The index lives under .kit/vector_db by default (one Chroma collection per path).

vs = repo.get_vector_searcher(embed_fn, persist_dir=".kit/my_index")
vs.build_index()
# … later …
searcher = repo.get_vector_searcher(embed_fn, persist_dir=".kit/my_index")
results = searcher.search("add user authentication")

Prefer meaning-first search? Instead of embedding raw code you can build an index of LLM-generated summaries:

DocstringIndexer → SummarySearcher

See Docstring-Based Vector Index for details.
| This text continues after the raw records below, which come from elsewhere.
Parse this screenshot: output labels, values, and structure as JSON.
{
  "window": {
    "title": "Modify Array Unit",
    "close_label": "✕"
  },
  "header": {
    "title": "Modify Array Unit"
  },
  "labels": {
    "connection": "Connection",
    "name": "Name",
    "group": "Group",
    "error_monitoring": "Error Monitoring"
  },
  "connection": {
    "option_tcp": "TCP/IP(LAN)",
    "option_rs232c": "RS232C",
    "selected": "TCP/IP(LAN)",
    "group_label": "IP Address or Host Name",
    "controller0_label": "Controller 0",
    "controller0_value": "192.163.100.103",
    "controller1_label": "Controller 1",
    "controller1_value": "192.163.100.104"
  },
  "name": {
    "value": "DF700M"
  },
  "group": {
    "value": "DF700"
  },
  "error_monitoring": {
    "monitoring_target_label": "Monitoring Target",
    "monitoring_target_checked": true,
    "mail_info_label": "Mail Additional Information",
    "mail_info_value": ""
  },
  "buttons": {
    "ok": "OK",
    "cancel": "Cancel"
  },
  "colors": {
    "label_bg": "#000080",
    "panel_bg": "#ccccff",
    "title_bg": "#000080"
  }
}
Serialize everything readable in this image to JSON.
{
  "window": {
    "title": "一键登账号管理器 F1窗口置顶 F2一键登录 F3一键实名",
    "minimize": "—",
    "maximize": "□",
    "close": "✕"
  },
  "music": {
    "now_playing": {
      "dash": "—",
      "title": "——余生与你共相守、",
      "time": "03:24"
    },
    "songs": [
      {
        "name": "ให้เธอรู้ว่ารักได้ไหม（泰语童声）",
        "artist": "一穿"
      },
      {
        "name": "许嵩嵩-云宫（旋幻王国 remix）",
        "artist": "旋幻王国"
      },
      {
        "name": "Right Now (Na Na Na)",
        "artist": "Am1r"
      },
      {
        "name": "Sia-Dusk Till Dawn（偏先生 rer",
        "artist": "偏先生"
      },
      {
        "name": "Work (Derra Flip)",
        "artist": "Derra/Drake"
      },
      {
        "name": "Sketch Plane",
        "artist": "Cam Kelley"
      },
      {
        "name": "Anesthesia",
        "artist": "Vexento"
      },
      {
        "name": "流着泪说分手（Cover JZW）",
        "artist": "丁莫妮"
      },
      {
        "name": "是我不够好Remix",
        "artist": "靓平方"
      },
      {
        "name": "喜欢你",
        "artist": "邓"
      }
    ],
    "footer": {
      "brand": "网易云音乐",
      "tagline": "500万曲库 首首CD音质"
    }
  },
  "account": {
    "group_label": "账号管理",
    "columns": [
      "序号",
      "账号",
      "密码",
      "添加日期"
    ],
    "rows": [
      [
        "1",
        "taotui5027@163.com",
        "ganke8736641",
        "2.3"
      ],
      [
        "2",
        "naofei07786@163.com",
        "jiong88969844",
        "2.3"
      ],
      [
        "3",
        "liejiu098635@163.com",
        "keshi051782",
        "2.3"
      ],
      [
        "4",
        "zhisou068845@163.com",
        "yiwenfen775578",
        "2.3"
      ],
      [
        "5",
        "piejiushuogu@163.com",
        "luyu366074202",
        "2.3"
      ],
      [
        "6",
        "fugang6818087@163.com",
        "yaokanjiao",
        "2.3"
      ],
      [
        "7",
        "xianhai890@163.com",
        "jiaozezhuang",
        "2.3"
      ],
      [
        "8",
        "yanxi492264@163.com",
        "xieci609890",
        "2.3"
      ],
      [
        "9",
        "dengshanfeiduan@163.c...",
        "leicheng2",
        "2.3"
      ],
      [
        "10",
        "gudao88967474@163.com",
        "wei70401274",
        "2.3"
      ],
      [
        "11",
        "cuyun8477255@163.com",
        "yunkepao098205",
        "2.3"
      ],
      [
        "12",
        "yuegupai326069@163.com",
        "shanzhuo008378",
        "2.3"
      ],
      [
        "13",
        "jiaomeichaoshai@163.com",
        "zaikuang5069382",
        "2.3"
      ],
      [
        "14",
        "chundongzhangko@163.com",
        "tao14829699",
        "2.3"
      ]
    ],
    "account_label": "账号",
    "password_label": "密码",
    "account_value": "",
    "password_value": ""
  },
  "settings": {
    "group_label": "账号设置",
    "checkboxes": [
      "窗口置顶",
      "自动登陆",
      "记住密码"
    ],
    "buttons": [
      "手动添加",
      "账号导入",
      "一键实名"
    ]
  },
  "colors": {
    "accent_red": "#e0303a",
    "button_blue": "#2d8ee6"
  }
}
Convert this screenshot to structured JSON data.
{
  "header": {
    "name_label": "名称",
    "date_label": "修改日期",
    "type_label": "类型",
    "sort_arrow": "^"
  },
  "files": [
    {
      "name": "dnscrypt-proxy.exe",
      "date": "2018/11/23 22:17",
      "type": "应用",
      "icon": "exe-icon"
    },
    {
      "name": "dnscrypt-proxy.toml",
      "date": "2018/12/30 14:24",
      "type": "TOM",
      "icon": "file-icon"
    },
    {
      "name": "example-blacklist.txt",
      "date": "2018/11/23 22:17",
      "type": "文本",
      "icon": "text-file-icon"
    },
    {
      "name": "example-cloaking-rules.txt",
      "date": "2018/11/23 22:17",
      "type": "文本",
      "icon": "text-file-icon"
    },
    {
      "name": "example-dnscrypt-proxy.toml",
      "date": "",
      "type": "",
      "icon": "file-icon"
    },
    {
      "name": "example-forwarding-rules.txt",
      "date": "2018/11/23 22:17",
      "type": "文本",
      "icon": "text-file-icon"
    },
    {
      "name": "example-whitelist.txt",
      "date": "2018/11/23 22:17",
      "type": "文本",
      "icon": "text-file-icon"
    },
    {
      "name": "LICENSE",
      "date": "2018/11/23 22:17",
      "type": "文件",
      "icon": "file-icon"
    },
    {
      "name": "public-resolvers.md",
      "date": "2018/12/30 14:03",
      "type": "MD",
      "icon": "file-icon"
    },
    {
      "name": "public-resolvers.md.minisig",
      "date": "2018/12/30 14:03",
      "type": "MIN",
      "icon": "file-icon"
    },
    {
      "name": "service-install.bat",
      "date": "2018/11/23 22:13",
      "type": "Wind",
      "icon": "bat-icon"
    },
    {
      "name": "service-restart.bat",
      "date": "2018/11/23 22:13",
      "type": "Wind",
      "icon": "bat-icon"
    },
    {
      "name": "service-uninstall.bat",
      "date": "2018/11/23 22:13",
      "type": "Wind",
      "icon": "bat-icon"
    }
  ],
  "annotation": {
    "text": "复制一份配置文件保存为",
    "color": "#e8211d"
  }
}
Combine VectorSearcher with ContextAssembler to build an LLM prompt containing only relevant code:

from kit import ContextAssembler
chunks = repo.search_semantic("jwt auth flow", embed_fn=embed_fn, top_k=10)
assembler = ContextAssembler(max_chars=12_000)
context = assembler.from_chunks(chunks)
llm_response = my_llm.chat(prompt + context)
  • Indexing a very large monorepo may take minutes: consider running on CI and committing .kit/vector_db.
  • Embeddings are language-agnostic – comments & docs influence similarity too. Clean code/comments improve search.
  • Exact-keyword search (repo.search_text()) can still be faster for quick look-ups; combine both techniques.